Les interventions économiques des collectivités locales doivent en effet être compatibles avec les règles du marché commun, au sens de l'article 92 du Traité de Rome qui proscrit, sauf dérogations limitativement énumérées, " les aides accordées par l'Etat ou au moyen de ressources d'Etat sous quelque forme que ce soit, qui faussent ou qui menacent de fausser la concurrence en favorisant certaines entreprises ou certaines productions ", " dans la mesure où elles affectent les échanges entre Etats membres ".

Le plus souvent, cette compatibilité est examinée par la Commission européenne sur le fondement de la stipulation qui autorise " les aides destinées à faciliter le développement de certaines activités ou de certaines régions économiques quand elles n'altèrent pas les conditions des échanges dans une mesure contraire à l'intérêt commun " (art.92-3 c) du Traité).

Les Etats membres sont en outre tenus par le Traité (art. 93-3) de notifier tout projet d'aide particulière ou de régime d'aide afin de permettre à la Commission de procéder à son examen préalable, à l'exception des aides jugées d'un montant trop modeste pour affecter les échanges entre les Etats membres, ou aides " de minimis ".

La Cour de Justice européenne considère ainsi que cette règle doit être interprétée " en ce sens qu'elle impose aux Etats membres une obligation dont la méconnaissance affecte la validité des actes comportant la mise en exécution de mesures d'aides, et que l'intervention ultérieure d'une décision finale de la Commission déclarant ces mesures compatibles avec le marché commun, n'a pas pour conséquence de régulariser a posteriori les actes invalides . " (arrêt Fédération nationale du commerce extérieur des produits alimentaires et syndicat national des négociants et transformateurs de saumon contre République française, 21 novembre 1991).

La Commission européenne encadre pour sa part très précisément les conditions dans lesquelles les aides peuvent être accordées.

A titre d'exemple, elle n'a récemment approuvé les aides envisagées dans le cadre du Pacte de relance pour la ville que " compte tenu notamment de leur durée limitée, de leur intensité, de leur limitation aux petites entreprises et à des quartiers strictement délimités sur une base objective " et en prenant acte de l'engagement des autorités françaises de respecter les conditions " de minimis " au sens des règles communautaires en la matière.

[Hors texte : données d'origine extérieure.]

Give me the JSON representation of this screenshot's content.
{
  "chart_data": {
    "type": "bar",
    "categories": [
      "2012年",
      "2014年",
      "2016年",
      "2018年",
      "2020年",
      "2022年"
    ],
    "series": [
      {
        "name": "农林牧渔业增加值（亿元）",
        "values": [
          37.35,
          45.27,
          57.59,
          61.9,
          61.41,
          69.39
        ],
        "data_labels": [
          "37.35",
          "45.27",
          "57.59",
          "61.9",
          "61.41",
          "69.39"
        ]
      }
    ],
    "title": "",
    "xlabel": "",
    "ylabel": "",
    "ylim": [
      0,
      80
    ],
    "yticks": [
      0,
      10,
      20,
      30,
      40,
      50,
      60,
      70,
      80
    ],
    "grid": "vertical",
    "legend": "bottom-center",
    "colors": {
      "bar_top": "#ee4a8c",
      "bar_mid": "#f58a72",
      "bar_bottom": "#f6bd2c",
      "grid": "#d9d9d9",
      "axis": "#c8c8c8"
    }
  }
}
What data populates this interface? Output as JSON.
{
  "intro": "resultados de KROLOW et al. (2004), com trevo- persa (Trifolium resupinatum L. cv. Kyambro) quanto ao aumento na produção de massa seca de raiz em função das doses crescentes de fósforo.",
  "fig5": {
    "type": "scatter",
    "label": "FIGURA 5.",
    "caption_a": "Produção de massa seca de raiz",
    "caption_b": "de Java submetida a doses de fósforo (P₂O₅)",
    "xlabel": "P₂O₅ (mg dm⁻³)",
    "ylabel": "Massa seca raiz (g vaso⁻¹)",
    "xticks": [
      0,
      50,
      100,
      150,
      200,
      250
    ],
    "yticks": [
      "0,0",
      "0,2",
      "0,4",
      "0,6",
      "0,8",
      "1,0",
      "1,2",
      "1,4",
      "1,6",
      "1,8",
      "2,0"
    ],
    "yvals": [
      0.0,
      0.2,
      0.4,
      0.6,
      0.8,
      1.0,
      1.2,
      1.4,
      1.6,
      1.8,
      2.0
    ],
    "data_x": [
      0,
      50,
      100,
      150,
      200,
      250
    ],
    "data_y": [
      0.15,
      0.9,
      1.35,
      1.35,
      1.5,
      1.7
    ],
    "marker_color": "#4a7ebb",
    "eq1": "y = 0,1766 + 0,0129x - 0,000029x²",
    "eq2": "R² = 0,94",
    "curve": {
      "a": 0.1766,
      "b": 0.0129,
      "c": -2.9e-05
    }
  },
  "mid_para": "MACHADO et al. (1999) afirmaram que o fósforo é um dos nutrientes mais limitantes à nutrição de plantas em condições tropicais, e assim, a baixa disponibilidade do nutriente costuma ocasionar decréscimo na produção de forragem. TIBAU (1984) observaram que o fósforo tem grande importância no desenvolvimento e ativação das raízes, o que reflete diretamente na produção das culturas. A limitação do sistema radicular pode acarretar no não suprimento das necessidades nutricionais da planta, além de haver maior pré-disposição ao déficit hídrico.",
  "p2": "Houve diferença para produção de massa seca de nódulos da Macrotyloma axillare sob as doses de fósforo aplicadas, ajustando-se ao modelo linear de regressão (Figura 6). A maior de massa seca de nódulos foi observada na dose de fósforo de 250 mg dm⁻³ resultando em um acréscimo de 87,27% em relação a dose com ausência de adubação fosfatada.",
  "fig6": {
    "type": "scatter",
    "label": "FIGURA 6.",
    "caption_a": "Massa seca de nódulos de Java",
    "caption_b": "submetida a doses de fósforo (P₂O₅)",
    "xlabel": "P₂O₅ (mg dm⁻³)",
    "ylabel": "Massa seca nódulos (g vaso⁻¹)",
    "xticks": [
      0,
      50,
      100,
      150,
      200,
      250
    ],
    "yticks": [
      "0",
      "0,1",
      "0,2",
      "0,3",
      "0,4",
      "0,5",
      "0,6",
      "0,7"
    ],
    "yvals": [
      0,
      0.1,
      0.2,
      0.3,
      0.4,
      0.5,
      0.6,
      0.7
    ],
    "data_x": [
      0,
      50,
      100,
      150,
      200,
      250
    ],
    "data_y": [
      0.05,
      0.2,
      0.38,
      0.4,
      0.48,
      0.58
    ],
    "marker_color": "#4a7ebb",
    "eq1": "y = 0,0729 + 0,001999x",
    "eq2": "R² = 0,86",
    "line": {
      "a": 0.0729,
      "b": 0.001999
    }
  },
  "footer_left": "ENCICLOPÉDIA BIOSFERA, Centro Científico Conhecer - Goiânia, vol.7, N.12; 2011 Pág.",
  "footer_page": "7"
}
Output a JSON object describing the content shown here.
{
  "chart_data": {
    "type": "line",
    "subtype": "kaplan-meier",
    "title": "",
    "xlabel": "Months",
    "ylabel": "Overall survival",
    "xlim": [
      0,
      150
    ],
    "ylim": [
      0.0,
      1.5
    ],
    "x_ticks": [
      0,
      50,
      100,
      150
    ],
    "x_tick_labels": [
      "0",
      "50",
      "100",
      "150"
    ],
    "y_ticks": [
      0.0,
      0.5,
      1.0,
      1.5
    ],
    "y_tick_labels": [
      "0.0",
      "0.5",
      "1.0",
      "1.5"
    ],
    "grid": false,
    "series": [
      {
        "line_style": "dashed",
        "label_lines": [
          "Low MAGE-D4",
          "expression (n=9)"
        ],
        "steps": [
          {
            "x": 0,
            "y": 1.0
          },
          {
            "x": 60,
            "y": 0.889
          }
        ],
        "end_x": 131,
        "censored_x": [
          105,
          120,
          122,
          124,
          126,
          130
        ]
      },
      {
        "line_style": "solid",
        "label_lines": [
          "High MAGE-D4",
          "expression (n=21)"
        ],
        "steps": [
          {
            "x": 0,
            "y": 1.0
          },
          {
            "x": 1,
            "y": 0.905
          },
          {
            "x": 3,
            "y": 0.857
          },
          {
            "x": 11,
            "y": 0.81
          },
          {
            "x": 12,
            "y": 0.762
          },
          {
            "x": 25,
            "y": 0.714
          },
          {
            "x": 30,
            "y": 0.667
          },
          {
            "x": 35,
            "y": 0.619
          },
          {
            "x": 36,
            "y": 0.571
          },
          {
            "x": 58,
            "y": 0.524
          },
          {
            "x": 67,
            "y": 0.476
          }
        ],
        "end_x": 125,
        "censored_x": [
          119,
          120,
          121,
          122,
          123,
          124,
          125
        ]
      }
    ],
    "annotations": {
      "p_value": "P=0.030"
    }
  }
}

Elle a en outre demandé au Gouvernement français d'établir " un rapport annuel d'application des mesures d'aides en faveur des zones franches urbaines " indiquant " la liste des zones franches urbaines  finalement retenues et pour les zones frontalières, la liste des entreprises existantes ayant bénéficié d'une aide ainsi que leur secteur d'activité " 15( * ) .

Or, l'application du droit communautaire soulève des difficultés relevées par le rapport de la Cour des comptes qui sont principalement de trois ordres :

- l'aide indirecte, en principe libre au regard du droit national, n'a pas de fondement au regard du droit communautaire qui ne connaît pas la distinction entre aide directe et aide indirecte et interprète la notion d'aide dans un sens très large ;

- les dispositions communautaires applicables en la matière résultant d'actes de la Commission européenne interprétatifs du Traité (" communications ", " encadrements ") dont la valeur juridique demeure incertaine ;

- enfin, les collectivités territoriales ne sont ni suffisamment ni précisément informées des obligations de notification qui sont susceptibles de s'imposer au regard du droit communautaire.